L’indemnité versée aux personnes qui n’ont pas encore suffisamment travaillé pour avoir droit à des allocations de chômage a été limitée dans le temps. Dès janvier 2015, 32.000 demandeurs d’emploi vivant en Wallonie, risquent de se retrouver exclus du système. Pour la plupart, la seule issue sera dès lors de se tourner vers les CPAS dans l'espoir d'obtenir ce que l'on appelait il y a quelques années le "minimex", devenu depuis "revenu d'intégration social". Une solide tuile pour les CPAS et pour les communes qui devront revoir leur budget en conséquence.
Un drame social annoncé
Dans les prochains jours, les 262 communes wallonnes recevront un courrier de la FGTB. Elles pourront y lire le nombre de personnes exclues du chômage dans leur commune. "L’idée c’est de dire aux bourgmestres et aux présidents de CPAS, maintenant vous ne pourrez plus dire je ne savais pas. Vous connaissez vos chiffres et vous savez quel va être l’impact sur vos CPAS", a expliqué Thierry Bodson, le secrétaire général de la FGTB, sur Bel-RTL. Charleroi, Liège et La Louvière sont les communes les plus touchées mais l'impact sur les petites communes se fera également très fort ressentir.

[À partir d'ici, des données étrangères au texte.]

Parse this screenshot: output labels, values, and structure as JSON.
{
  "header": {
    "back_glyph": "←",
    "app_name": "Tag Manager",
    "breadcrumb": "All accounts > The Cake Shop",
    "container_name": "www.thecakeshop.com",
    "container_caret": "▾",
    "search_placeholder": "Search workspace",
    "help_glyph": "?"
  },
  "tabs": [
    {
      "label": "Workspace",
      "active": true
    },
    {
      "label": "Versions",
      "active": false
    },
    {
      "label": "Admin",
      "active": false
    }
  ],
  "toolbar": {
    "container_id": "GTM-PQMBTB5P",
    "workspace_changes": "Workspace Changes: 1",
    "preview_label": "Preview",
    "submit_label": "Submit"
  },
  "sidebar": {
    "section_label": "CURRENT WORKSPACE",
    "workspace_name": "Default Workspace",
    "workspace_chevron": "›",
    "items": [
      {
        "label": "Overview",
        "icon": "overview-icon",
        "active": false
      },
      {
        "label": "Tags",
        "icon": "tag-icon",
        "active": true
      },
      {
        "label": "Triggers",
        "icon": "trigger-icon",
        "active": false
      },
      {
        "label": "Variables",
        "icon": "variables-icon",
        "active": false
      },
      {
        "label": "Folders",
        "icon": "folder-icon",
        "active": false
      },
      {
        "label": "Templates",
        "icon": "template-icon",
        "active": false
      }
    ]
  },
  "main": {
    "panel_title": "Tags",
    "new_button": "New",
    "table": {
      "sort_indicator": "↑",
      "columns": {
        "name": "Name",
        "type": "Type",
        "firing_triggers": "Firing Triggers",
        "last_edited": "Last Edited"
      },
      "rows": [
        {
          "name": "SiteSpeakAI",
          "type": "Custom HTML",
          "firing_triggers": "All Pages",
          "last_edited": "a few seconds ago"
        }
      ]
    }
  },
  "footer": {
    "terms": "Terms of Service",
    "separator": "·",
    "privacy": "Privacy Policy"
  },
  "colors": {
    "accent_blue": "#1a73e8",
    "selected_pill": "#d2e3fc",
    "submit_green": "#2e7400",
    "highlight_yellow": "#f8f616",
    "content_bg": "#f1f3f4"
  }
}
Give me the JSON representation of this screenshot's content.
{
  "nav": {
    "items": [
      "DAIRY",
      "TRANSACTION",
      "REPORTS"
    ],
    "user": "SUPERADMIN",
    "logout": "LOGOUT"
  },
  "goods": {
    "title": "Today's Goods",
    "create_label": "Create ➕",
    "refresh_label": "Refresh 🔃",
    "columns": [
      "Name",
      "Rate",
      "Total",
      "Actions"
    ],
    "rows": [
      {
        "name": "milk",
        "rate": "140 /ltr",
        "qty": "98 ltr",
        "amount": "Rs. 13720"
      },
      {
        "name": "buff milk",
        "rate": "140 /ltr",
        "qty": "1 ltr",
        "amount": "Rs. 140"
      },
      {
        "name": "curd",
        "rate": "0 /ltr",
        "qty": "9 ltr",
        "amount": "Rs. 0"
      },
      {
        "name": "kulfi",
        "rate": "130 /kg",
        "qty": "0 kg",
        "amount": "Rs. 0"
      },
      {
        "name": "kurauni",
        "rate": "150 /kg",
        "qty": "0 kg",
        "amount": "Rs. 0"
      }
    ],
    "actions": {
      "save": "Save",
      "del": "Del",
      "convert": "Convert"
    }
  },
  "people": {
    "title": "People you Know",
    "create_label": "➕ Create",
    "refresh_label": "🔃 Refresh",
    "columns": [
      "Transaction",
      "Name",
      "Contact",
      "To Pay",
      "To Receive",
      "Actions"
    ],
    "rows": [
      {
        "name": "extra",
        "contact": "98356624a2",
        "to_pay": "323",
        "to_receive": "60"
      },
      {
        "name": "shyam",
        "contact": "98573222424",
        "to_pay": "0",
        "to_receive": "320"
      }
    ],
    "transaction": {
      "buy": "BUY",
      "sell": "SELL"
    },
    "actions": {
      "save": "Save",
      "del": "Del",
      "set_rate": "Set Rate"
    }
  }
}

D'après l'étude réalisée par la FGTB, les femmes seront les premières victimes des mesures décidées par le gouvernement. Elles représentent 64% des personnes concernées. Ces mesures toucheront également davantage les personnes qui vivent en cohabitation.
En décembre dernier, Denis Uvier, éducateur de rue à Charleroi, nous faisait part de son inquiétude. "Ces exclusions vont provoquer une arrivée massive de demandes d'aide auprès des CPAS. Si ceux-ci ne parviennent pas à répondre positivement à chaque dossier, on pourrait voir le nombre de personnes à la rue exploser dans les prochaines années."
La FGTB mènera une action de protestation le 10 mars prochain dans dix villes wallonnes. Elle espère que les communes feront pression sur les partis politiques afin de faire modifier le délai qui limite à trois ans ces allocations.